Uniform Continuity for 1/x

• November 4th 2010, 01:29 AM
AKTilted
Uniform Continuity for 1/x
I'm trying to prove the following statement:

Prove that the function f(x)=1/x is continuous on (0,1] but it is not uniformly continuous on this interval.

Thanks a lot.
• November 4th 2010, 06:20 AM
Tinyboss
For the "not uniformly continuous" part: do you know how to formally negate a logical proposition, i.e. exchange "for-all's" and "there-exists's" and reverse (in)equalities? Try that with the definition of uniform continuity.
• November 4th 2010, 07:04 AM
Drexel28
Quote:

Originally Posted by AKTilted
I'm trying to prove the following statement:

Prove that the function f(x)=1/x is continuous on (0,1] but it is not uniformly continuous on this interval.

Thanks a lot.

I actually discuss this in my post here. In essence, (we'll speak less generally now) if $f:((0,1]\to\mathbb{R}$ were uniformly continuous, then we could extend it to some uniformly continuous map $\tilde{f}:[0,1]\to\mathbb{R}$. But, this is just nonsense since we'd have to have that $f(0)=\lim f\left(\frac{1}{n}\right)=\lim n$
• November 4th 2010, 07:08 AM
Also sprach Zarathustra
Quote:

Originally Posted by AKTilted
I'm trying to prove the following statement:

Prove that the function f(x)=1/x is continuous on (0,1] but it is not uniformly continuous on this interval.

Thanks a lot.

The negation of uniform continuity:

For some $\epsilon > 0$ and for each $\delta > 0$
there exist $x_0, x_1$ such that $|x_0 - x_1| < \delta$ but $|f(x_0) - f(x_1)| \geq \epsilon$.

Assume that there is exist $\delta <\frac{1}{n}$ $n\in \left \{\mathbb{N} / 0}{ \right \}$.

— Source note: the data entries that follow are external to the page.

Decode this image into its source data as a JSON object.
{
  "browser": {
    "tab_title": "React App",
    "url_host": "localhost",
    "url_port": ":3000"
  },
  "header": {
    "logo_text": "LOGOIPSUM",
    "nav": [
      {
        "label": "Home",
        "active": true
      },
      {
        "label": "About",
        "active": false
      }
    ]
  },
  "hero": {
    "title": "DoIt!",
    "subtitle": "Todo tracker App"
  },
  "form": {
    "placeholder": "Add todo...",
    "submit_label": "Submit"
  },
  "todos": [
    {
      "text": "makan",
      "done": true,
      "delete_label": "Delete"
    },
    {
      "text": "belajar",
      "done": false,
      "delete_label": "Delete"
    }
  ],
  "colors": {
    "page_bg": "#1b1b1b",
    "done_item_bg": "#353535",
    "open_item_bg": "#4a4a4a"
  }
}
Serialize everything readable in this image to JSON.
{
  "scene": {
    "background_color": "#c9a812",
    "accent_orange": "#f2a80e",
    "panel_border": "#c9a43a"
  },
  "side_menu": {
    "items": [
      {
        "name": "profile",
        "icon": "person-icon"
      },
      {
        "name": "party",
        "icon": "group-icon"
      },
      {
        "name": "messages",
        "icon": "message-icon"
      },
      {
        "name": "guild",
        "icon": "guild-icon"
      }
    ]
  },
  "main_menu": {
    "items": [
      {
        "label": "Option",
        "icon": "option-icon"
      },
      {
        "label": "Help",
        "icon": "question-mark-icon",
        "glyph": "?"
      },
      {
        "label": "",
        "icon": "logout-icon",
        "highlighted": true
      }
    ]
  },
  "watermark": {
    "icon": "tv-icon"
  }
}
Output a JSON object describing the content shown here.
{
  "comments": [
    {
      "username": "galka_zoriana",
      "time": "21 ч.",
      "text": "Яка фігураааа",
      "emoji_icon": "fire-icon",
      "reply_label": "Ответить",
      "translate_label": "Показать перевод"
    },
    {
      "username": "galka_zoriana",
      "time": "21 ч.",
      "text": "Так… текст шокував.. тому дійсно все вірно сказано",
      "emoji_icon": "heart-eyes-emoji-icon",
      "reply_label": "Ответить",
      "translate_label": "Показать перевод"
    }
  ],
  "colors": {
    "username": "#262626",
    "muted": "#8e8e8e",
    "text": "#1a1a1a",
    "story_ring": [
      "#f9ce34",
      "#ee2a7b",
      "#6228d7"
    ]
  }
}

Now let $x_0,x_1 \in\mathbb{R}^+ x_0=x_1+\frac{\delta }{2} and x_1=\frac{\delta }{2}$

$\left | f(x_0)-f(x_1) \right |=\left | \frac{1}{x_0}-\frac{1}{x_1} \right |=\left |\frac{ x_0-x_1}{x_0x_1} \right |
$

$=\frac{\frac{2}{n}}{x_0(x_0+\frac{\delta }{2})}\frac{\delta }{2}=\frac{\frac{2}{n}}{\delta^2}\frac{\delta }{2}=\frac{\frac{1}{n}}{\delta }>1$
• November 4th 2010, 07:15 AM
Also sprach Zarathustra
Another much better solution:

Choose $x_n=\frac{1}{n}$and $y_n=\frac{1}{n+1}$for any $n\in\mathbb{N}$.

$\left | x_n-y_n \right |<\frac{1}{n}$, but $\left | f(x_n)-f(y_n) \right |=1
$
.